I say again, madame was a very great and a very capable woman. That school offered for her powers too limited a sphere: she ought to have swayed a nation; she should have been the leader of a turbulent legislative assembly. Nobody could have browbeaten her, none irritated her nerves, exhausted her patience, or overreached her astuteness. In her own single person, she could have comprised the duties of a first minister and a superintendent of police. Wise, firm, faithless, secret, crafty, passionless; watchful and inscrutable; acute and insensate--withal perfectly decorous--what more could be desired?


A YORKSHIRE LANDSCAPE

From 'Shirley'

"Miss Keeldar, just stand still now, and look down at Nunneley dale and wood."
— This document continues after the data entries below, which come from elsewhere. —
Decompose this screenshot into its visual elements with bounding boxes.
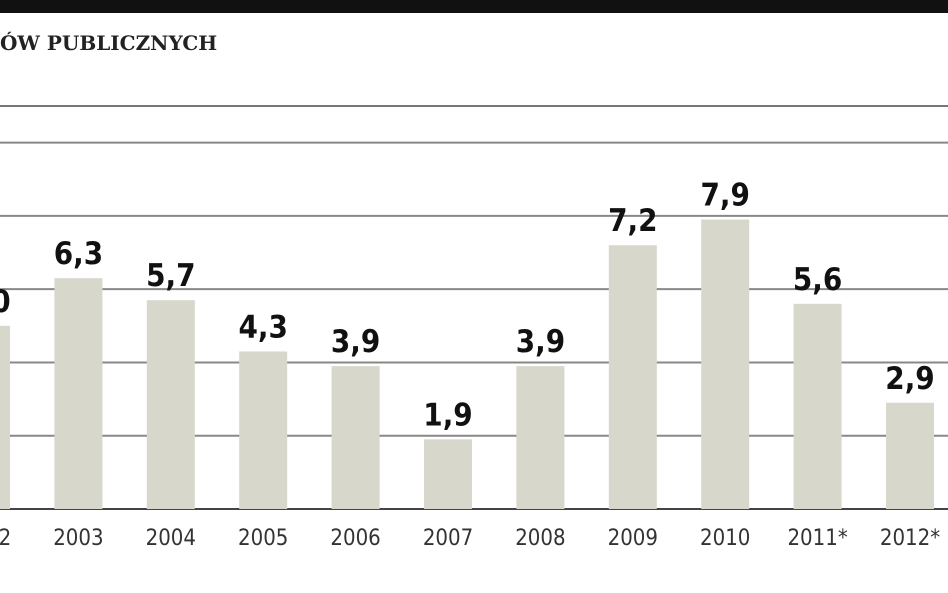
value-label: 3,9 (331, 324, 380, 360)
bar (424, 439, 472, 509)
x-tick-label: 2003 (53, 526, 103, 551)
bar (146, 300, 195, 509)
x-tick-label: 2007 (423, 526, 473, 551)
bar (0, 325, 10, 509)
bar (516, 366, 565, 509)
value-label: 7,2 (608, 203, 657, 239)
value-label: 7,9 (700, 178, 749, 214)
x-tick-label: 2009 (608, 526, 658, 551)
x-tick-label: 2010 (700, 526, 750, 551)
value-label: 4,3 (238, 309, 287, 345)
bar (886, 402, 934, 509)
chart-title: ÓW PUBLICZNYCH (0, 30, 217, 55)
x-tick-label: 2002 (0, 526, 11, 551)
bar (701, 219, 750, 509)
bar (239, 351, 288, 509)
value-label: 5,6 (793, 262, 842, 298)
value-label: 3,9 (516, 324, 565, 360)
value-label: 1,9 (423, 397, 472, 433)
x-tick-label: 2011* (787, 526, 847, 551)
bar (54, 278, 103, 509)
x-tick-label: 2005 (238, 526, 288, 551)
x-tick-label: 2006 (330, 526, 380, 551)
x-tick-label: 2008 (515, 526, 565, 551)
bar (608, 245, 657, 509)
x-tick-label: 2004 (146, 526, 196, 551)
value-label: 2,9 (885, 361, 934, 397)
bar (331, 366, 380, 509)
value-label: 6,3 (54, 236, 103, 272)
top-band (0, 0, 948, 13)
value-label: 5,7 (146, 258, 195, 294)
bar (793, 303, 842, 509)
x-tick-label: 2012* (880, 526, 940, 551)
value-label: 5,0 (0, 284, 11, 320)
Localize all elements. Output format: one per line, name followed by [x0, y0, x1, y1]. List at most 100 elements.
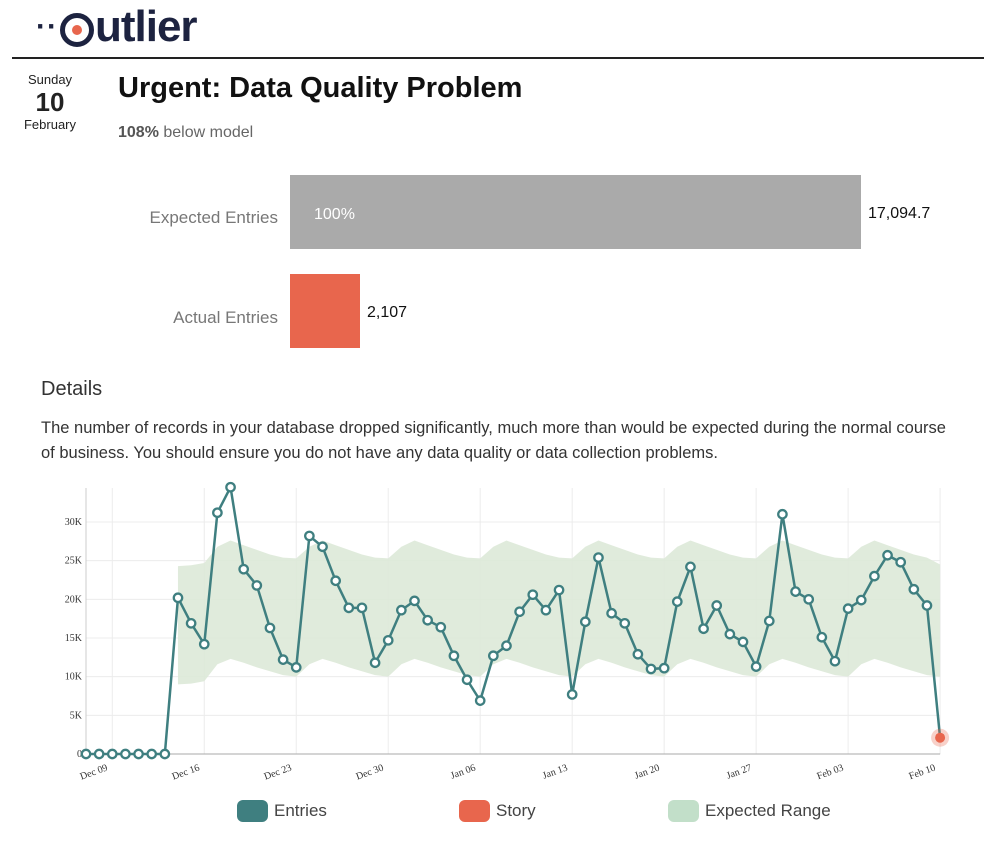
- entries-point: [225, 481, 236, 493]
- story-subtitle: 108% below model: [118, 124, 253, 142]
- expected-entries-label: Expected Entries: [149, 208, 278, 227]
- entries-point: [290, 662, 302, 673]
- entries-point: [212, 507, 223, 519]
- entries-point: [882, 549, 893, 561]
- x-tick-label: Dec 23: [263, 762, 294, 782]
- entries-point: [93, 748, 105, 760]
- entries-point: [750, 661, 762, 672]
- entries-point: [685, 561, 696, 573]
- entries-point: [343, 602, 355, 614]
- entries-point: [803, 593, 815, 605]
- entries-point: [895, 556, 907, 568]
- y-tick-label: 15K: [65, 633, 83, 644]
- legend-swatch-entries: [237, 800, 268, 822]
- entries-point: [159, 748, 171, 760]
- entries-point: [579, 616, 591, 628]
- entries-point: [593, 552, 604, 563]
- x-tick-label: Dec 09: [79, 762, 110, 782]
- entries-point: [198, 638, 210, 650]
- logo-text: utlier: [94, 2, 198, 51]
- entries-point: [790, 586, 801, 597]
- entries-point: [632, 648, 644, 660]
- legend-swatch-range: [668, 800, 699, 822]
- entries-point: [619, 617, 631, 629]
- entries-point: [658, 662, 670, 674]
- entries-point: [435, 621, 447, 633]
- entries-point: [461, 674, 473, 686]
- entries-point: [553, 584, 565, 596]
- story-title: Urgent: Data Quality Problem: [118, 72, 523, 104]
- legend-label: Story: [496, 801, 536, 820]
- y-tick-label: 10K: [65, 672, 83, 683]
- entries-point: [369, 657, 381, 669]
- x-tick-label: Feb 03: [816, 762, 846, 782]
- entries-point: [816, 631, 828, 643]
- details-heading: Details: [41, 378, 103, 400]
- entries-point: [724, 628, 736, 640]
- entries-point: [540, 604, 552, 616]
- y-tick-label: 30K: [65, 517, 83, 528]
- legend-entries[interactable]: Entries: [237, 800, 327, 822]
- logo-dots-icon: ··: [36, 10, 58, 43]
- legend-expected-range[interactable]: Expected Range: [668, 800, 831, 822]
- deviation-suffix: below model: [158, 124, 254, 141]
- entries-point: [566, 689, 578, 700]
- entries-chart: 0 5K 10K 15K 20K 25K 30K Dec 09 Dec 16 Dec 23 Dec …: [65, 481, 950, 783]
- entries-point: [855, 594, 867, 606]
- entries-point: [382, 634, 394, 646]
- date-month: February: [23, 117, 77, 132]
- entries-point: [711, 600, 723, 611]
- story-point: [935, 732, 946, 743]
- date-block: Sunday 10 February: [14, 72, 86, 132]
- entries-point: [527, 589, 539, 601]
- entries-point: [409, 595, 420, 607]
- header-divider: [12, 57, 984, 59]
- actual-entries-bar: [290, 274, 360, 348]
- entries-point: [698, 623, 709, 635]
- y-tick-label: 0: [77, 749, 82, 760]
- entries-point: [842, 603, 854, 614]
- entries-point: [146, 748, 158, 760]
- actual-entries-value: 2,107: [367, 304, 408, 321]
- legend-label: Expected Range: [705, 801, 831, 820]
- legend-label: Entries: [274, 801, 327, 820]
- entries-point: [185, 617, 197, 629]
- entries-point: [238, 563, 250, 575]
- entries-point: [921, 600, 933, 611]
- legend-story[interactable]: Story: [459, 800, 536, 822]
- entries-point: [474, 695, 486, 706]
- expected-range-band: [177, 540, 941, 685]
- entries-point: [172, 592, 184, 604]
- entries-point: [514, 606, 525, 618]
- entries-point: [317, 541, 328, 553]
- y-tick-label: 5K: [70, 710, 83, 721]
- entries-point: [277, 654, 289, 666]
- deviation-percent: 108%: [118, 124, 159, 141]
- expected-entries-bar: 100%: [290, 175, 861, 249]
- entries-point: [120, 748, 131, 760]
- entries-point: [330, 575, 342, 587]
- entries-point: [777, 508, 788, 520]
- y-tick-label: 20K: [65, 594, 83, 605]
- entries-point: [737, 636, 749, 648]
- entries-point: [671, 596, 683, 608]
- actual-entries-label: Actual Entries: [173, 308, 278, 327]
- entries-point: [80, 748, 92, 760]
- legend-swatch-story: [459, 800, 490, 822]
- expected-bar-percent: 100%: [314, 206, 355, 223]
- entries-point: [645, 663, 657, 675]
- x-tick-label: Dec 30: [355, 762, 386, 782]
- entries-point: [448, 650, 460, 662]
- entries-point: [829, 655, 841, 667]
- x-tick-label: Jan 27: [725, 762, 753, 781]
- entries-point: [487, 650, 499, 662]
- entries-point: [356, 602, 368, 614]
- entries-point: [264, 622, 276, 634]
- x-tick-label: Jan 20: [633, 762, 661, 781]
- x-tick-label: Feb 10: [908, 762, 938, 782]
- entries-point: [251, 580, 263, 591]
- date-day: 10: [35, 87, 65, 117]
- x-tick-label: Jan 13: [541, 762, 569, 781]
- entries-point: [763, 615, 775, 627]
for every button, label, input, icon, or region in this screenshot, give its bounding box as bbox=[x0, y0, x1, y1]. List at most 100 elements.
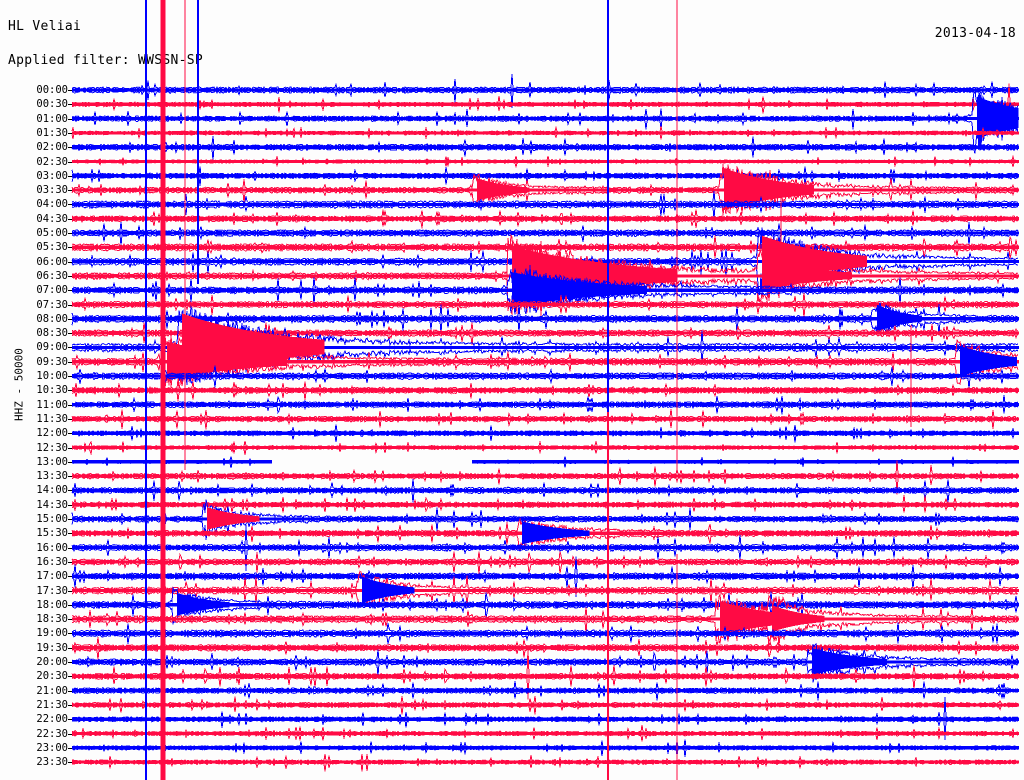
trace-row-11-30 bbox=[71, 408, 1019, 430]
axis-tick bbox=[68, 733, 72, 735]
event-coda-0630 bbox=[762, 259, 852, 291]
axis-tick bbox=[68, 404, 72, 406]
event-event-0800 bbox=[877, 304, 922, 332]
time-label-13-00: 13:00 bbox=[36, 455, 68, 468]
axis-tick bbox=[68, 333, 72, 335]
axis-tick bbox=[68, 361, 72, 363]
time-label-13-30: 13:30 bbox=[36, 470, 68, 483]
vertical-spike-line bbox=[607, 411, 609, 780]
event-event-1830 bbox=[720, 601, 803, 636]
vertical-spike-line bbox=[780, 197, 782, 284]
trace-row-04-00 bbox=[71, 191, 1019, 219]
time-label-22-00: 22:00 bbox=[36, 713, 68, 726]
time-label-18-30: 18:30 bbox=[36, 613, 68, 626]
axis-tick bbox=[68, 533, 72, 535]
vertical-spike-line bbox=[910, 325, 912, 427]
time-label-03-00: 03:00 bbox=[36, 169, 68, 182]
axis-tick bbox=[68, 447, 72, 449]
time-label-01-00: 01:00 bbox=[36, 112, 68, 125]
event-event-0930b bbox=[960, 345, 1018, 377]
trace-row-19-00 bbox=[71, 622, 1019, 645]
trace-row-12-30 bbox=[71, 439, 1019, 456]
axis-tick bbox=[68, 762, 72, 764]
time-label-10-30: 10:30 bbox=[36, 384, 68, 397]
trace-row-14-00 bbox=[71, 479, 1019, 503]
axis-tick bbox=[68, 204, 72, 206]
trace-row-21-00 bbox=[71, 681, 1019, 701]
axis-tick bbox=[68, 619, 72, 621]
axis-tick bbox=[68, 704, 72, 706]
axis-tick bbox=[68, 747, 72, 749]
time-label-04-00: 04:00 bbox=[36, 198, 68, 211]
event-event-1800 bbox=[177, 592, 230, 616]
time-label-00-30: 00:30 bbox=[36, 98, 68, 111]
axis-tick bbox=[68, 390, 72, 392]
axis-tick bbox=[68, 719, 72, 721]
axis-tick bbox=[68, 576, 72, 578]
axis-tick bbox=[68, 218, 72, 220]
time-label-10-00: 10:00 bbox=[36, 370, 68, 382]
time-label-12-30: 12:30 bbox=[36, 441, 68, 454]
filter-label: Applied filter: WWSSN-SP bbox=[8, 53, 204, 68]
time-label-07-30: 07:30 bbox=[36, 298, 68, 311]
time-label-08-30: 08:30 bbox=[36, 327, 68, 340]
trace-row-11-00 bbox=[71, 395, 1019, 415]
time-label-02-30: 02:30 bbox=[36, 155, 68, 168]
time-label-19-30: 19:30 bbox=[36, 641, 68, 654]
axis-tick bbox=[68, 175, 72, 177]
axis-tick bbox=[68, 318, 72, 320]
time-label-09-30: 09:30 bbox=[36, 355, 68, 368]
trace-row-12-00 bbox=[71, 424, 1019, 443]
event-event-1530 bbox=[207, 507, 260, 530]
time-label-04-30: 04:30 bbox=[36, 212, 68, 225]
axis-tick bbox=[68, 132, 72, 134]
event-event-1830b bbox=[772, 605, 825, 632]
vertical-spike-line bbox=[607, 0, 609, 412]
time-label-20-30: 20:30 bbox=[36, 670, 68, 683]
vertical-spike-line bbox=[676, 0, 678, 469]
time-label-01-30: 01:30 bbox=[36, 126, 68, 139]
time-label-23-30: 23:30 bbox=[36, 756, 68, 769]
trace-row-04-30 bbox=[71, 209, 1019, 229]
trace-row-21-30 bbox=[71, 696, 1019, 715]
time-label-06-30: 06:30 bbox=[36, 269, 68, 282]
time-label-05-30: 05:30 bbox=[36, 241, 68, 254]
trace-row-15-30 bbox=[71, 517, 1019, 551]
axis-tick bbox=[68, 461, 72, 463]
axis-tick bbox=[68, 233, 72, 234]
time-label-19-00: 19:00 bbox=[36, 627, 68, 640]
axis-tick bbox=[68, 633, 72, 635]
time-label-12-00: 12:00 bbox=[36, 427, 68, 440]
event-event-1730 bbox=[362, 576, 415, 604]
trace-row-02-30 bbox=[71, 153, 1019, 170]
axis-tick bbox=[68, 690, 72, 692]
time-label-11-00: 11:00 bbox=[36, 398, 68, 411]
time-label-21-30: 21:30 bbox=[36, 698, 68, 711]
axis-tick bbox=[68, 590, 72, 592]
axis-tick bbox=[68, 504, 72, 506]
axis-tick bbox=[68, 647, 72, 649]
axis-tick bbox=[68, 290, 72, 292]
time-label-03-30: 03:30 bbox=[36, 184, 68, 197]
time-label-23-00: 23:00 bbox=[36, 741, 68, 754]
time-label-14-00: 14:00 bbox=[36, 484, 68, 497]
time-label-17-00: 17:00 bbox=[36, 570, 68, 583]
axis-tick bbox=[68, 376, 72, 377]
axis-tick bbox=[68, 662, 72, 663]
time-label-07-00: 07:00 bbox=[36, 284, 68, 297]
time-label-18-00: 18:00 bbox=[36, 598, 68, 611]
time-label-14-30: 14:30 bbox=[36, 498, 68, 511]
trace-row-03-30 bbox=[71, 163, 1019, 216]
time-label-15-30: 15:30 bbox=[36, 527, 68, 540]
event-coda-0700 bbox=[512, 272, 647, 307]
axis-tick bbox=[68, 433, 72, 435]
time-label-02-00: 02:00 bbox=[36, 141, 68, 154]
trace-row-22-30 bbox=[71, 724, 1019, 742]
axis-tick bbox=[68, 90, 72, 91]
time-label-21-00: 21:00 bbox=[36, 684, 68, 697]
trace-row-13-00 bbox=[71, 453, 1019, 470]
trace-row-02-00 bbox=[71, 136, 1019, 161]
axis-tick bbox=[68, 104, 72, 106]
axis-tick bbox=[68, 118, 72, 120]
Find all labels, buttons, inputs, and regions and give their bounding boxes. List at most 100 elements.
They both halted on the green brow of the Common. They looked down on the deep valley robed in May raiment; on varied meads, some pearled with daisies and some golden with kingcups: to-day all this young verdure smiled clear in sunlight; transparent emerald and amber gleams played over it. On Nunnwood--the sole remnant of antique British forest in a region whose lowlands were once all sylvan chase, as its highlands were breast-deep heather--slept the shadow of a cloud; the distant hills were dappled, the horizon was shaded and tinted like mother-of-pearl; silvery blues, soft purples, evanescent greens and rose-shades, all melting into fleeces of white cloud, pure as azury snow, allured the eye with a remote glimpse of heaven's foundations. The air blowing on the brow was fresh and sweet and bracing.